Seeta Aur Geeta (1972), with an ensemble cast – Hema Malini, Dharmendra, Sanjeev Kumar, Manorama, Asrani (special appearance) – most of whom traveled to Sholay, has all the makings of a typical Bollywood film as it features comedy, melodrama, action, romance, song and dance in less than 2.5 hours.
It starts with the most popular trope of identical twins separated at birth, the shy one (Seeta) growing up in a wealthy family but with cruel parents. The feisty (Geeta) grows up on the streets but under the care of a loving wife and dear friend. Although the first half hour of the film made me see it as a Hindi TV serial where the heroine (Seeta) is a damsel in distress with a mean and abusive “Chachi” treating her like a maid, Sippy didn’t disappoint when it featured Geeta.
A lively, mouth-driving girl in her colorful gypsy clothes, she grabs the police station’s ceiling fan, as she is chased by a plump “Chachi”, who mistakes her for Seeta, with the “March of the elephant” playing in the background. I can’t remember laughing as much as I did on stage in any of the Bollywood comedies recently. Looking back, I can’t remember watching even a slightly funny, honest-to-god Bollywood comedy in the past decade, but that’s for another time.

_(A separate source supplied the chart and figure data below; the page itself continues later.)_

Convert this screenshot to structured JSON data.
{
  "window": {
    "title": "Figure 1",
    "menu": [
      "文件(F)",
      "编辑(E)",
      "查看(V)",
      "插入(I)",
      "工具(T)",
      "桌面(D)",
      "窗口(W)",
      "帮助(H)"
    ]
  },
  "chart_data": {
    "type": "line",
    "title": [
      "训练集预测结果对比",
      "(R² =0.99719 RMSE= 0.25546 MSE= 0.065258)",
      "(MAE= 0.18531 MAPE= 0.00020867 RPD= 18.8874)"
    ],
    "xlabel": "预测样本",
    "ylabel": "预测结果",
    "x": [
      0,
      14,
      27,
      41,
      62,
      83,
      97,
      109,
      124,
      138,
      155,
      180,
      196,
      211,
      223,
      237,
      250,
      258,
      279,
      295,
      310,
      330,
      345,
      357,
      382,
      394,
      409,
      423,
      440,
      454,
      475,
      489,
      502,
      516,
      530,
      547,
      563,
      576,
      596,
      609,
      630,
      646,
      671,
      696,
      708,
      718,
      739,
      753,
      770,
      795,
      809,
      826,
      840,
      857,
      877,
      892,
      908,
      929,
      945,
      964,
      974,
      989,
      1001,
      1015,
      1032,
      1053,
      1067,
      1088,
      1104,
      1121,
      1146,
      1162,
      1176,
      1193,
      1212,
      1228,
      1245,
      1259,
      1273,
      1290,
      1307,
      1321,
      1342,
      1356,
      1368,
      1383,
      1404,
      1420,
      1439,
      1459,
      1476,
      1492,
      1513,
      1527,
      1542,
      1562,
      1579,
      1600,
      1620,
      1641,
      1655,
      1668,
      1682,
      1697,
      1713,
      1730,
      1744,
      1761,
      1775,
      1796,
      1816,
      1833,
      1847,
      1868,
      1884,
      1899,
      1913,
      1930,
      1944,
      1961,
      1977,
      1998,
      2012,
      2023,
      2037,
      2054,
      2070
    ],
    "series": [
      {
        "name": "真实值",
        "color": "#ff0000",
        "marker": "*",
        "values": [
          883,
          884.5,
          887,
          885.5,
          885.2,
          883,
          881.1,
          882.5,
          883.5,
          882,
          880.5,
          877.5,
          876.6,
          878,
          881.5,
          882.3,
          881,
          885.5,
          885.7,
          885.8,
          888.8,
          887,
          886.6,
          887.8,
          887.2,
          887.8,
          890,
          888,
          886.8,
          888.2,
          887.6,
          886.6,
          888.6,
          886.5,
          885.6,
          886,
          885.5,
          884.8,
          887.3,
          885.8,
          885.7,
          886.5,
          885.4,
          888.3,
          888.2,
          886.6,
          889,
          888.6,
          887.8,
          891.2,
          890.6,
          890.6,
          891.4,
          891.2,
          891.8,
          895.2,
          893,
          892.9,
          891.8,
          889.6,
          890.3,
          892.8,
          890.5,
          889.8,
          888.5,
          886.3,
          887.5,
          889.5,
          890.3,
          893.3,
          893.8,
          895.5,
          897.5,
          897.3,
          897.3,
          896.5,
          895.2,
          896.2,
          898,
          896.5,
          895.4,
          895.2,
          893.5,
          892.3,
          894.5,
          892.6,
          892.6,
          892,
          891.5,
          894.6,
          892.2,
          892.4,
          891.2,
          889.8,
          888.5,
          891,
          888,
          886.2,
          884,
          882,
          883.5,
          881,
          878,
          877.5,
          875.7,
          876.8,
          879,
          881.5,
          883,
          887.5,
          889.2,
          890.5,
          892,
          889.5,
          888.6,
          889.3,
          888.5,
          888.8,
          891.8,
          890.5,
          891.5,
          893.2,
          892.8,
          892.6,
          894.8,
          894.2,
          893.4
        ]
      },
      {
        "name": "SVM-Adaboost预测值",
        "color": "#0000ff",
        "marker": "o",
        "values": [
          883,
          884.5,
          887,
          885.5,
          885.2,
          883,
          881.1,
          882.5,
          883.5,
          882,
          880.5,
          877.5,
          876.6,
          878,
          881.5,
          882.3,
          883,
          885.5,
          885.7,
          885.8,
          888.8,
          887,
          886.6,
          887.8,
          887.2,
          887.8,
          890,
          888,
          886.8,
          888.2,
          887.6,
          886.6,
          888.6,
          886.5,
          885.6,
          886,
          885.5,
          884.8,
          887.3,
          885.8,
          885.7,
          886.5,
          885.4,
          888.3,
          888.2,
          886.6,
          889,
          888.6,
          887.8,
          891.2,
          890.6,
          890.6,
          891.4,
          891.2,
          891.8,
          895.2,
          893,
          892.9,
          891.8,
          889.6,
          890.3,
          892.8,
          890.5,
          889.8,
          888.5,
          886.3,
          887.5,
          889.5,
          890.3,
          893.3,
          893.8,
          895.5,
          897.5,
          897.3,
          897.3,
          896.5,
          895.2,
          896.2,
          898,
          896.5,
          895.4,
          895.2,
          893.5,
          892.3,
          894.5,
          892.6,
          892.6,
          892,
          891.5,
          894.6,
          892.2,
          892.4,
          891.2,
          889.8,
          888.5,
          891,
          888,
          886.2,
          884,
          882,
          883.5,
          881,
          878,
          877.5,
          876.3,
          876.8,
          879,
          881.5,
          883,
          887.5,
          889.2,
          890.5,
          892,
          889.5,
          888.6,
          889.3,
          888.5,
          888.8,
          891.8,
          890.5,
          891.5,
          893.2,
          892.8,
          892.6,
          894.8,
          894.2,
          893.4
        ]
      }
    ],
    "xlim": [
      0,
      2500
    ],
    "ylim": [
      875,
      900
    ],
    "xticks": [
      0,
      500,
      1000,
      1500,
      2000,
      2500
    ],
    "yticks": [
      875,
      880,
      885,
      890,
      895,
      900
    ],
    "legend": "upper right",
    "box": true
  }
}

Seeta Aur Geeta plays out like a comedy of errors, where most of the laughs are due to the confusion caused by a case of mistaken identities. And, Sippy pointed out that the confusion only scratches the heads of the characters, not the viewers. The screenwriters of the film, Salim-Javed, were inspired by Dilip Kumar’s 1967 film Ram Aur Shyam, but having not watched it, for me, Seeta Aur Geeta became my favorite film about identical twins. It is followed by Chaalbaaz (1989) by Sridevi, which is largely inspired by Seeta Aur Geeta. Although these films led to an era of such films (Kishen Kanhaiya, Judwaa, Kuch Khatti Kuch Meethi), none could leave such an impact.
Hema Malini, whom I had only known as Basanti talkative (Sholay) or ideal mother (Baghban), illustrated how she earned the title of “Dream Girl” in the 70s. Her acting finesse is clearly visible here since she succeeds in both roles, that of tormented and orphan Seeta and that of the fiery Geeta. It was a treat to watch her teach her villainous ‘chachi’ (Manorma) and brother Ranjeet (Roopesh Kumar) a lesson.
Besides her, actors Dharmendra and Sanjeev Kumar did a great job in the supporting roles of Raaka and Ravi. While Raaka is a sturdy man who wears leather jackets and an earring, Ravi is a kind doctor who mainly interacts with his smile. Manorma as the evil “chachi” Kaushalya held his number until the very end and complemented Malini’s performance.
Sippy adds icing on the cake with a chaotic yet funny climax. Our heroine Geeta is in a fistfight with the goons who kidnap Seeta. She is accompanied by the two main men, Raaka and Ravi, who provide comic relief in the moving moment of “bachpan mein bichdi hui behenon ka milan”.
The only thing that makes Seeta Aur Geeta perfect for me is its simplicity. At a time when racy thrillers, films with a social message, nationalist dramas, biopics and black comedies are thrown at me from Bollywood, I don’t mind watching nonsense that brings happiness and pleasure.